Reed notes there was a double taboo (pp. 23, 204). Sexual relations were not permitted within associated kin groups. But also men were not permitted to kill anyone within the same defined kin groups. Typically there was also a strong prohibition against men eating women's food and vice versa (pp. 71, 83, 91).

The systems of totem and taboo prevented cannibalism only within defined groups. However they did usually require men not to kill any woman, or often even any female animal (p. 280). Reed argues this was enforced by belief in women having superior magic – demonstrated by their ability to produce children (p. 108).

From a feminist perspective, the most important point to be drawn is that early human society was almost certainly organised along matrilineal lines with people tracing their kin ties through their mothers. Men were typically kept well away from child birth and may not even have known where babies come from (p. 340).

These communities could be described as matriarchal at least as far as children were concerned. Women did not control men so much other than excluding them from family life. Reed argues this was probably to protect women and children from male hunters, i.e. from cannibalism which she notes is found in fossil records throughout the Paleolithic era, though it died out with Homo sapiens (pp. 27–28).

Also important from a feminist perspective, in hunter-gatherer communities women gathered food for themselves and their children; men hunted food for themselves. Studies quoted by Reed show that in most areas the most reliable sources of food were not animal but vegetable (p. 106). In other words, the typical patriarchal claims that human society was founded on the skills of hunting are not credible.

The gendered division of food consumption as well as food gathering meant that men were relying on a completely different food source to that of women and children.
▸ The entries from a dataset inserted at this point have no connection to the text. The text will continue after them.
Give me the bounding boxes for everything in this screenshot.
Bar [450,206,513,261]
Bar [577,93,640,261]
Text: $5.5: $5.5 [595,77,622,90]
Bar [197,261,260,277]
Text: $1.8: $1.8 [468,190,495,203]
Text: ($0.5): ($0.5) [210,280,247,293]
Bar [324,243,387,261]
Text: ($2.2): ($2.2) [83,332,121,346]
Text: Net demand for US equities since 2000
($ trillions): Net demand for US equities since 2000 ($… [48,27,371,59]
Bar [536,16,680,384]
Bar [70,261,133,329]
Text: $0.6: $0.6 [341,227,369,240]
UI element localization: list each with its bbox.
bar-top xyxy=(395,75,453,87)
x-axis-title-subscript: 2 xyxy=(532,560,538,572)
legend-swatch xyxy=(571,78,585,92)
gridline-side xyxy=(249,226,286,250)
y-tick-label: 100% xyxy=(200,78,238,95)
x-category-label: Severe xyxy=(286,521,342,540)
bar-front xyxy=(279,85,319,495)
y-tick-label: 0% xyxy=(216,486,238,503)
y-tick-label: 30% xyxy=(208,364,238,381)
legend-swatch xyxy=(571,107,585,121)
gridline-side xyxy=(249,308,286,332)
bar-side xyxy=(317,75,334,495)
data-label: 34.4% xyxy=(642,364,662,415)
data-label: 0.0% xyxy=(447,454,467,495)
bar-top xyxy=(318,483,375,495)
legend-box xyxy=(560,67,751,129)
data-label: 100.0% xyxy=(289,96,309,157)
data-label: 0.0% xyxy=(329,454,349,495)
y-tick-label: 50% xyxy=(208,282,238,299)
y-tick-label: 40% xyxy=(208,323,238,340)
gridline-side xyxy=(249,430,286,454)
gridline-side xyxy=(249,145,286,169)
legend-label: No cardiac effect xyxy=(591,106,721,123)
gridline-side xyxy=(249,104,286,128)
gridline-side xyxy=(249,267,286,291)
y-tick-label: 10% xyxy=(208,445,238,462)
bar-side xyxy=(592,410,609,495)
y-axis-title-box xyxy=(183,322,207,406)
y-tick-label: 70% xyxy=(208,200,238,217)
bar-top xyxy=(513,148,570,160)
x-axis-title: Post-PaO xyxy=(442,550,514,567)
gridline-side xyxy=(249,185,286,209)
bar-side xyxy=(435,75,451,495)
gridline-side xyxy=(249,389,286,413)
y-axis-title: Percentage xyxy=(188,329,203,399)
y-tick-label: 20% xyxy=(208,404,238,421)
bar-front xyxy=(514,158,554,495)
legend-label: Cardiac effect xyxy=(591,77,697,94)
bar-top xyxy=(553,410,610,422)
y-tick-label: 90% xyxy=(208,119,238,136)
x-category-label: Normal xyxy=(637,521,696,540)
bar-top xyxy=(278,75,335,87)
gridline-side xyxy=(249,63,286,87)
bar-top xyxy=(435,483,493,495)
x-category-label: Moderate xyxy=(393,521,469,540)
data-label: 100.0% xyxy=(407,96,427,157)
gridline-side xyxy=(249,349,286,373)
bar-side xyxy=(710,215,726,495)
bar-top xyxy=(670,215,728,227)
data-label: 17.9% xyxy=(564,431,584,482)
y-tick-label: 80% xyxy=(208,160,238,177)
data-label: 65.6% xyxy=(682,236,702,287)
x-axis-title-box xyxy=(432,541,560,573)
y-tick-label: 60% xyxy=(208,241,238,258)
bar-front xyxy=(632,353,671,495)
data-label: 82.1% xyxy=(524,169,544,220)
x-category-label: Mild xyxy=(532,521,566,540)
It may be that the evolutionary advantage of the social organization of Homo sapiens was not that male hunting contributed to the family's food but rather that it allowed men not to compete for the family's food.

Reed argues there are no credible examples of communities moving from patriarchal to matrilineal, but many examples in history and mythology of moving from matrilineal to patriarchal – though the process is not well understood (p. 166).

Many of the matrilineal communities studied by early anthropologists changed very rapidly, allowing later anthropologists to believe that patriarchal or patrilineal relations were the norm. Thus was evidence of the original matriarchy written out of history almost before it was written in.

As Reed says, we should not see this matriarchy as a "lost paradise" (p. xviii). One obvious flaw with the early social structure based on totem and taboo was that it always required some people to be outside the favoured kin groups in order to provide sexual partners (pp. 319, 355, 381). When men started to cohabit with women as husbands they were divided between their responsibility in their own lineage for their sisters' sons and their responsibility for their wives' children. Reed speculates that this may have been the cause of widespread child sacrifices in many communities at the dawn of 'civilization' (pp. 403–4).

The transition from matrilineal to patriarchal is perhaps best shown in the Greek myth of Orestes (who killed his mother Clytemnestra in revenge for her killing his father Agamemnon, which was in revenge for Agamemnon sacrificing their daughter) (pp. 460–4). When Orestes is put on trial the key question, as related by Reed, is whether he is the flesh and blood of his mother, as in matrilineal custom, or the product of his father's seed as asserted in patriarchal custom. Luckily for Orestes, the judge is Athena, the goddess of wisdom, who has to accept that she herself was born without a mother (she was plucked out of Zeus's head) – thus proving the patriarchal assertion that a mother is not necessary. So Orestes was his father's flesh and blood and it was OK to kill his mother. On such impeccable logic was the patriarchal rule of law founded in Ancient Greece.